Jasmine hat alles verloren, ihren Mann, ihr Haus, ihre Nerven. Woody Allen lässt sie zu ihrer Schwester nach San Francisco ziehen, im Gepäck die Frage: „Was nun?“
„Ich bin erschüttert. Hal ist ein mieser Betrüger, ich musste meine sämtlichen Pelze verkaufen. Jetzt lebe ich in einem Loch mit meiner Schwester, die im Begriff ist einen Loser zu heiraten. Könnte es noch schlimmer kommen?“ So oder ähnlich könnte es klingen, würde Jasmine (Cate Blanchett) aus Woody Allens neuester Drama-Komödie „Blue Jasmine“ Tagebuch führen. Das tut sie allerdings nicht, denn weder in ihrem alten noch neuen Leben würde sie dazu Zeit finden. Die Tage mit Ex-Mann Hal (Alec Baldwin) waren verplant mit Dinner-Partys, Yoga-Stunden und Charity Events. Schließlich ist es Jasmines oberstes Gebot mit denen zu teilen, die weniger besitzen.
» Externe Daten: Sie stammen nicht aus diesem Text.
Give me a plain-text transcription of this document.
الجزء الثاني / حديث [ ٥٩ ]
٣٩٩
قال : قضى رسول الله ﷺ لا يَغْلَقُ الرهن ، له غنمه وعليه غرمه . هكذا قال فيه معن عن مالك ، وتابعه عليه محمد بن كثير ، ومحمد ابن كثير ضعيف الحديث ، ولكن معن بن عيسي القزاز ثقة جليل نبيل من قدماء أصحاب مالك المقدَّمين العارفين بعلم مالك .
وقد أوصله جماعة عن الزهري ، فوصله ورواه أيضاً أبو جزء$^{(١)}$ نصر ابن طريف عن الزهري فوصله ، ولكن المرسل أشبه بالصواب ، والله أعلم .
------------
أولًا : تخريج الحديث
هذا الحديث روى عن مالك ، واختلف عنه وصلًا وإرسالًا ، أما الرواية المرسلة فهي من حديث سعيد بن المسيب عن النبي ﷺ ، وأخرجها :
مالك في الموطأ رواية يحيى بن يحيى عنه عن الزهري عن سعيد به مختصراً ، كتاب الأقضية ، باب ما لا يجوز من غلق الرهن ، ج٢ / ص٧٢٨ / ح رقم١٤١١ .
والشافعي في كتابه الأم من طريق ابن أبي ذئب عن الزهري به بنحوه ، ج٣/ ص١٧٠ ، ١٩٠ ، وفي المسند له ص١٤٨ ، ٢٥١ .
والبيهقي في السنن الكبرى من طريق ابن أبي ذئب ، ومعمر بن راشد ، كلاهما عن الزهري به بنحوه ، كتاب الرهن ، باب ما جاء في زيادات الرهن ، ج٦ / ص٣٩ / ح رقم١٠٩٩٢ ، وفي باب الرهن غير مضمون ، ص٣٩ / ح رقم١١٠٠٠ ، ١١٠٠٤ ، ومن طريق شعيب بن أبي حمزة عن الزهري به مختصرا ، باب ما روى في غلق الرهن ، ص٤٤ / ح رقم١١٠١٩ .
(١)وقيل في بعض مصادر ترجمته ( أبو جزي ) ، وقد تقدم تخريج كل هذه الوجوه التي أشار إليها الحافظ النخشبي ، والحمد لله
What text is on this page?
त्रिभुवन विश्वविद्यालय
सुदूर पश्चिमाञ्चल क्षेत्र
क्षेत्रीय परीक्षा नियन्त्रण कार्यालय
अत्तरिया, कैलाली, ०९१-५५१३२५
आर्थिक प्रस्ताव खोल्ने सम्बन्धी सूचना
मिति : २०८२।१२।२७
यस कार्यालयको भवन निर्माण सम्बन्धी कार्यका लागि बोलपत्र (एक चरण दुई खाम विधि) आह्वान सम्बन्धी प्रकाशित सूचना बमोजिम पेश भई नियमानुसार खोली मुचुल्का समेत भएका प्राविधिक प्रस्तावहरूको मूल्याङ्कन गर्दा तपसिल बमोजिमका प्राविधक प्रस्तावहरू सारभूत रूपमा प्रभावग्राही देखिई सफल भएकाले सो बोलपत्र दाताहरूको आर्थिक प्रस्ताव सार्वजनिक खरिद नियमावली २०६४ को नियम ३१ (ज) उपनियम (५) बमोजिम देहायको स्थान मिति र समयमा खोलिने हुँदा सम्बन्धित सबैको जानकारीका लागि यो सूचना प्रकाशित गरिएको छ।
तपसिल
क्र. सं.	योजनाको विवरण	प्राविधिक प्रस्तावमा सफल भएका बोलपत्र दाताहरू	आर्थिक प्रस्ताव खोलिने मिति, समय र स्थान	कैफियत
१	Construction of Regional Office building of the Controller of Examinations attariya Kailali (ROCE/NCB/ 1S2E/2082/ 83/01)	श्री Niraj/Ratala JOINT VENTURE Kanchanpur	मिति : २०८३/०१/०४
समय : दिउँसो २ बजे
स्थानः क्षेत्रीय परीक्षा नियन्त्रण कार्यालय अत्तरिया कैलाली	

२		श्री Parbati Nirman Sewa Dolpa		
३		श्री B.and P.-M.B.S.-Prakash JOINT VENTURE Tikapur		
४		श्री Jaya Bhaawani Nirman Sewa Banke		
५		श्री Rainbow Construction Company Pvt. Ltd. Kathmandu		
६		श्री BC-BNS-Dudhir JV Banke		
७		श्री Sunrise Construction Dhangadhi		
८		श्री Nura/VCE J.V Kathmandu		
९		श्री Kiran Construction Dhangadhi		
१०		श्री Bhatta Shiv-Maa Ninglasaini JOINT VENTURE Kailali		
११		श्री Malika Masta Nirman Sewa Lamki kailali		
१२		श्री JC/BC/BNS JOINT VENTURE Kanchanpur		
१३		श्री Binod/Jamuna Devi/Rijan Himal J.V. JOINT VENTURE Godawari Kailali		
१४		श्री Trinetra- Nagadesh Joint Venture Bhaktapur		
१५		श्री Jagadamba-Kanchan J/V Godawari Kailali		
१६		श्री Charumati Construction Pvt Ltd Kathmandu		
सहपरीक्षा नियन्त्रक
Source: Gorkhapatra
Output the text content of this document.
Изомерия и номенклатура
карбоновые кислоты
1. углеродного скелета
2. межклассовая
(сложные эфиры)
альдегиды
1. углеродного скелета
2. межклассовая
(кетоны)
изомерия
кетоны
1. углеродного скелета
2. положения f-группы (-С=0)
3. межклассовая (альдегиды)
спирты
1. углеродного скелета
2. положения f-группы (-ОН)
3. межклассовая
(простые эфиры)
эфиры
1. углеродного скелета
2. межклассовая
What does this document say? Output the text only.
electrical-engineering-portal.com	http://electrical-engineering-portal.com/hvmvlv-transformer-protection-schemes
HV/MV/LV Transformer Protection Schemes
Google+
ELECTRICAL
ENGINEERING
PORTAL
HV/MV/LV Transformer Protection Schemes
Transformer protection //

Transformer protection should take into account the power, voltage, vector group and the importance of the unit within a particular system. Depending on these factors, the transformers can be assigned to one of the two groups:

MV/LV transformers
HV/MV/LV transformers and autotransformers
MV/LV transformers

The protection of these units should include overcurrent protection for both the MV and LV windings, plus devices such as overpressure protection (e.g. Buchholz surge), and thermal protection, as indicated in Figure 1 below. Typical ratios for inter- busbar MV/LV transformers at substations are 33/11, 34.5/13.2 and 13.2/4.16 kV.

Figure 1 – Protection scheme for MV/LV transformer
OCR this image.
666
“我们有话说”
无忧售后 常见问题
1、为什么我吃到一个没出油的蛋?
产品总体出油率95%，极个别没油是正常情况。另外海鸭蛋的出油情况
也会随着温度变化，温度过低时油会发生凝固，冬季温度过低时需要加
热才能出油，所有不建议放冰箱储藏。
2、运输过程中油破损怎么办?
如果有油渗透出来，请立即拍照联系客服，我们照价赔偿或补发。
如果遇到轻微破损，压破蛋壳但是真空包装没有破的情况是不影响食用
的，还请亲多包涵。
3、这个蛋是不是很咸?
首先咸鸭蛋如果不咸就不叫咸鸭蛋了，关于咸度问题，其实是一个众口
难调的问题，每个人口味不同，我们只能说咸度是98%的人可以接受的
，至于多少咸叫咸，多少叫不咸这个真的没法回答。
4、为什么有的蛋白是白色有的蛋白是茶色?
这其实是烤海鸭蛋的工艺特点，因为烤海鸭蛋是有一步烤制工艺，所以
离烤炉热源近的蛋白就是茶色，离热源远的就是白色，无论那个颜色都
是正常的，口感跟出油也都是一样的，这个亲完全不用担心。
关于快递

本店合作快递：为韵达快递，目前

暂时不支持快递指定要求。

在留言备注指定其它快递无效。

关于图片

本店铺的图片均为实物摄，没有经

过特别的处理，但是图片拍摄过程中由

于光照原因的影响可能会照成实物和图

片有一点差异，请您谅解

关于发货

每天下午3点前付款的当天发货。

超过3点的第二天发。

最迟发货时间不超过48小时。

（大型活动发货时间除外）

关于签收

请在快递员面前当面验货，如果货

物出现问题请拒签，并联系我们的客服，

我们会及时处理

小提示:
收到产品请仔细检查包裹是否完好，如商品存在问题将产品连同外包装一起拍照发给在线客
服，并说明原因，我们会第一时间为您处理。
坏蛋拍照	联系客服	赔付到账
Als die windigen Finanzgeschäfte ihres Mannes auffliegen, wechselt Jasmine schlagartig von der High- zur Low-Society. Zum Glück weiß sie, wann es gilt das Chanel-Jäckchen überzustreifen und die Vuitton-Koffer zu packen. In San Francisco kommt sie widerwillig bei ihrer alleinerziehenden Schwester Ginger (Sally Hawkins) unter und sieht sich einer Welt des gesellschaftlichen Abstiegs ausgeliefert. Mithilfe von Gingers Lover Chili (Bobby Cannavale) wird sie mit Fragen der eigenen Erwerbstätigkeit konfrontiert. Wäre Jasmine etwas jünger, sie würde vermutlich versuchen, Popstar, Model oder Moderatorin zu werden. Doch da dies alles keine Optionen für eine Frau ihres Alters und ihrer Position sind, versucht sie sich vorerst, die Welt des Computers zu erschließen um „irgendwas mit Design“ zu machen. Währenddessen behandelt sie aufkommende Melancholie mit Tabletten und Wodka, die Armut mit der Suche nach dem richtigen Mann.
Was als oberflächliches Drama einer Berufsgattin anmutet, entwickelt sich unter Allen zu einer humorvollen Sozialstudie mit scharfsinnigen Dialogen. Jasmine ist mit ihrer Passivität bis zur Erschöpfung beschäftigt und pikiert, als ihre Beschäftigungen in die Realität übergreifen. Typisch für Allen stehen einmal mehr Männer, Frauen und Geld im Mittelpunkt des aktuellen Films. Natürlich gibt es Jazzmusik und die weiße Schrift auf schwarzem Grund im Vorspann. Nach seinen Werken „Midnight in Paris“ (2011) und „To Rome with Love“ (2012) meinten viele, der Altmeister würde nun endgültig auf den Mainstream zutreiben. Sein neuestes Werk sendet jedoch eine Botschaft in die entgegengesetzte Richtung. Besonders hervorzuheben ist das Schauspiel von Cate Blanchett. Mit wenigen, starken Sequenzen lässt sie Jasmine vielschichtig erscheinen, nur um sie im nächsten Augenblick in den Inbegriff von Inhaltslosigkeit zu verwandeln. Ein sehenswerter Ausflug nach Allen-Land. Wer Lust hat, den beginnenden Winter-Blues mit „Blue Jasmine“zu kurieren, sollte jetzt ins Kino gehen.